I soci lavoratori in una cooperativa sociale vengono retribuiti in funzione dell’attività lavorativa svolta all’interno della cooperativa, sulla base del contratto di lavoro (subordinato o autonomo) sottoscritto con la cooperativa e secondo le disposizioni contenute nello specifico regolamento interno della cooperativa.

A differenza di un lavoratore non socio, il lavoratore socio in una cooperativa sociale ha potere decisionale. In termini pratici significa che all’interno della cooperativa partecipa alla gestione dell’impresa, vota sul bilancio d’esercizio ed elegge gli organi sociali. In funzione della quantità e qualità del lavoro svolto in favore della cooperativa, il lavoratore socio può ricevere un’integrazione dello stipendio o compenso pattuito sotto forma di “ristorno” qualora la cooperativa a fine esercizio maturi un avanzo di gestione.
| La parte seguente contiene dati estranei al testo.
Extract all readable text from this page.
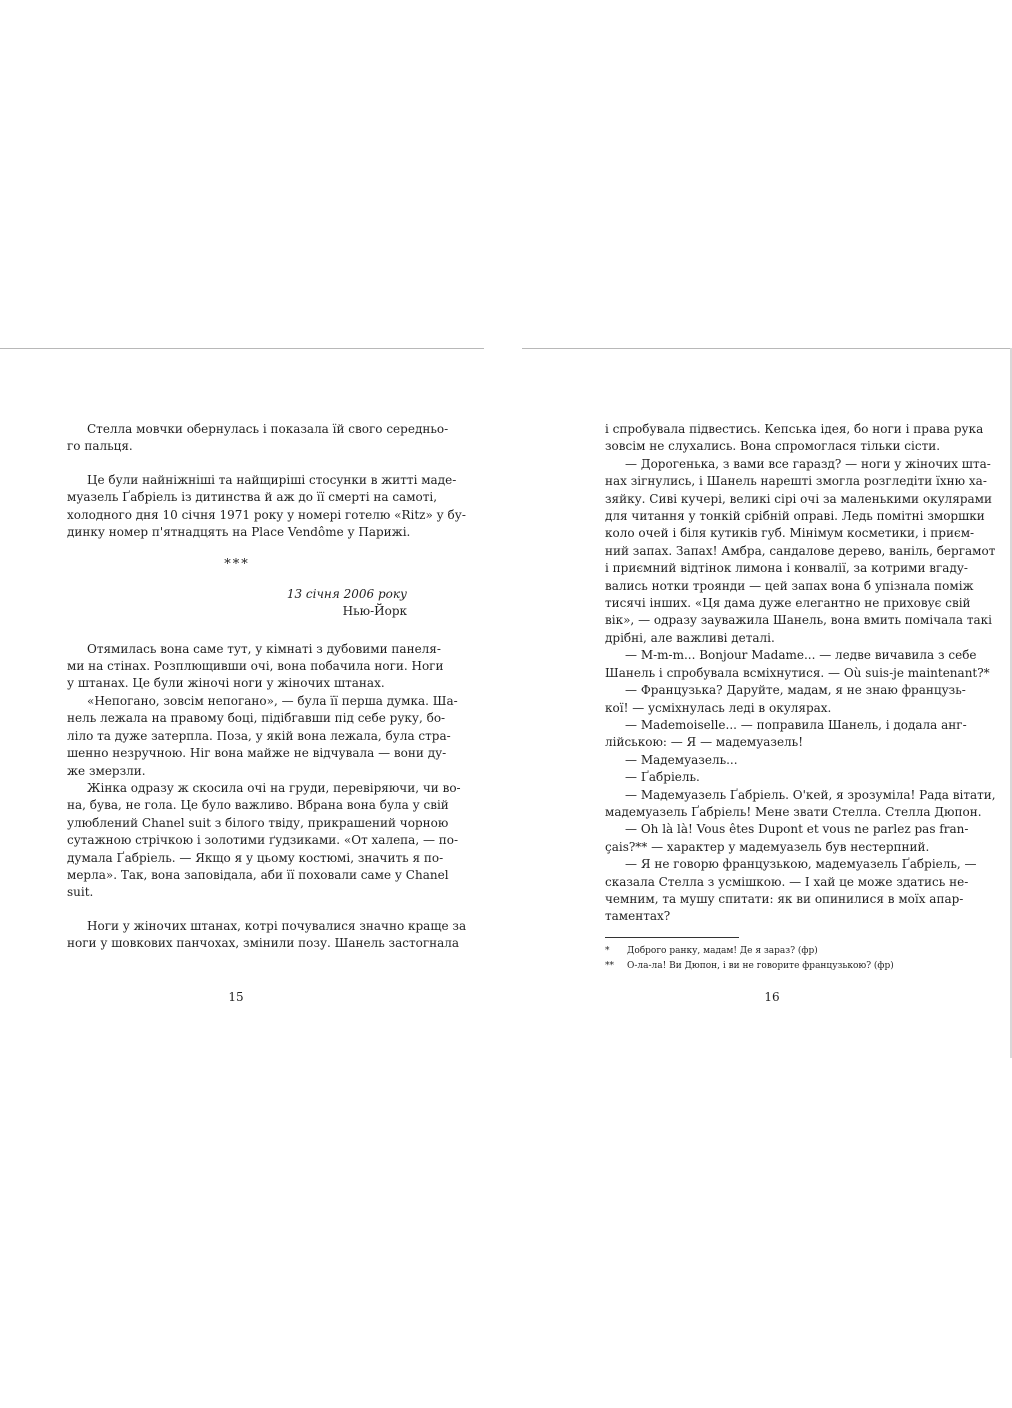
Стелла мовчки обернулась і показала їй свого середньо-
го пальця.
Це були найніжніші та найщиріші стосунки в житті маде-
муазель Ґабріель із дитинства й аж до її смерті на самоті,
холодного дня 10 січня 1971 року у номері готелю «Ritz» у бу-
динку номер п'ятнадцять на Place Vendôme у Парижі.
***
13 січня 2006 року
Нью-Йорк
Отямилась вона саме тут, у кімнаті з дубовими панеля-
ми на стінах. Розплющивши очі, вона побачила ноги. Ноги
у штанах. Це були жіночі ноги у жіночих штанах.
«Непогано, зовсім непогано», — була її перша думка. Ша-
нель лежала на правому боці, підібгавши під себе руку, бо-
ліло та дуже затерпла. Поза, у якій вона лежала, була стра-
шенно незручною. Ніг вона майже не відчувала — вони ду-
же змерзли.
Жінка одразу ж скосила очі на груди, перевіряючи, чи во-
на, бува, не гола. Це було важливо. Вбрана вона була у свій
улюблений Chanel suit з білого твіду, прикрашений чорною
сутажною стрічкою і золотими ґудзиками. «От халепа, — по-
думала Ґабріель. — Якщо я у цьому костюмі, значить я по-
мерла». Так, вона заповідала, аби її поховали саме у Chanel
suit.
Ноги у жіночих штанах, котрі почувалися значно краще за
ноги у шовкових панчохах, змінили позу. Шанель застогнала
15
і спробувала підвестись. Кепська ідея, бо ноги і права рука
зовсім не слухались. Вона спромоглася тільки сісти.
— Дорогенька, з вами все гаразд? — ноги у жіночих шта-
нах зігнулись, і Шанель нарешті змогла розгледіти їхню ха-
зяйку. Сиві кучері, великі сірі очі за маленькими окулярами
для читання у тонкій срібній оправі. Ледь помітні зморшки
коло очей і біля кутиків губ. Мінімум косметики, і приєм-
ний запах. Запах! Амбра, сандалове дерево, ваніль, бергамот
і приємний відтінок лимона і конвалії, за котрими вгаду-
вались нотки троянди — цей запах вона б упізнала поміж
тисячі інших. «Ця дама дуже елегантно не приховує свій
вік», — одразу зауважила Шанель, вона вмить помічала такі
дрібні, але важливі деталі.
— M-m-m... Bonjour Madame... — ледве вичавила з себе
Шанель і спробувала всміхнутися. — Où suis-je maintenant?*
— Французька? Даруйте, мадам, я не знаю французь-
кої! — усміхнулась леді в окулярах.
— Mademoiselle... — поправила Шанель, і додала анг-
лійською: — Я — мадемуазель!
— Мадемуазель...
— Ґабріель.
— Мадемуазель Ґабріель. О'кей, я зрозуміла! Рада вітати,
мадемуазель Ґабріель! Мене звати Стелла. Стелла Дюпон.
— Oh là là! Vous êtes Dupont et vous ne parlez pas fran-
çais?** — характер у мадемуазель був нестерпний.
— Я не говорю французькою, мадемуазель Ґабріель, —
сказала Стелла з усмішкою. — І хай це може здатись не-
чемним, та мушу спитати: як ви опинилися в моїх апар-
таментах?
* Доброго ранку, мадам! Де я зараз? (фр)
** О-ла-ла! Ви Дюпон, і ви не говорите французькою? (фр)
16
In una cooperativa sociale possono lavorare anche lavoratori (subordinati o autonomi) non soci. Si tratta in questo caso di semplici lavoratori la cui attività è regolata da un contratto di lavoro subordinato o autonomo, senza alcun loro coinvolgimento nella gestione dell’impresa.

Lo statuto della cooperativa sociale può prevedere la presenza di soci volontari che prestano gratuitamente la loro attività per il perseguimento dello scopo sociale.

I soci volontari non possono superare la metà del numero complessivo dei soci e le loro prestazioni possono essere utilizzate solo in misura complementare e non  sostitutiva rispetto ai parametri di impiego di operatori professionali  previsti dalle disposizioni vigenti.

Ai soci volontari può essere corrisposto soltanto dalla cooperativa sociale il rimborso delle spese effettivamente sostenute e documentate.


I vantaggi fiscali e contributivi per le cooperative sociali

  • IRAP: quasi tutte le Regioni determinano aliquote ridotte ed in alcune sono addirittura esenti
  • IRES: è tassato solo il 3% degli utili netti
  • IMPOSTA di BOLLO: esente
  • TASSE CONCESSIONI GOVERNATIVE: esente

I vantaggi contributivi delle cooperative di tipo B, riguardano i soci lavoratori rientranti nelle categorie svantaggiate, per i quali non sono dovuti contributi purché vengano rispettati i requisiti di legge previsti per ogni categoria.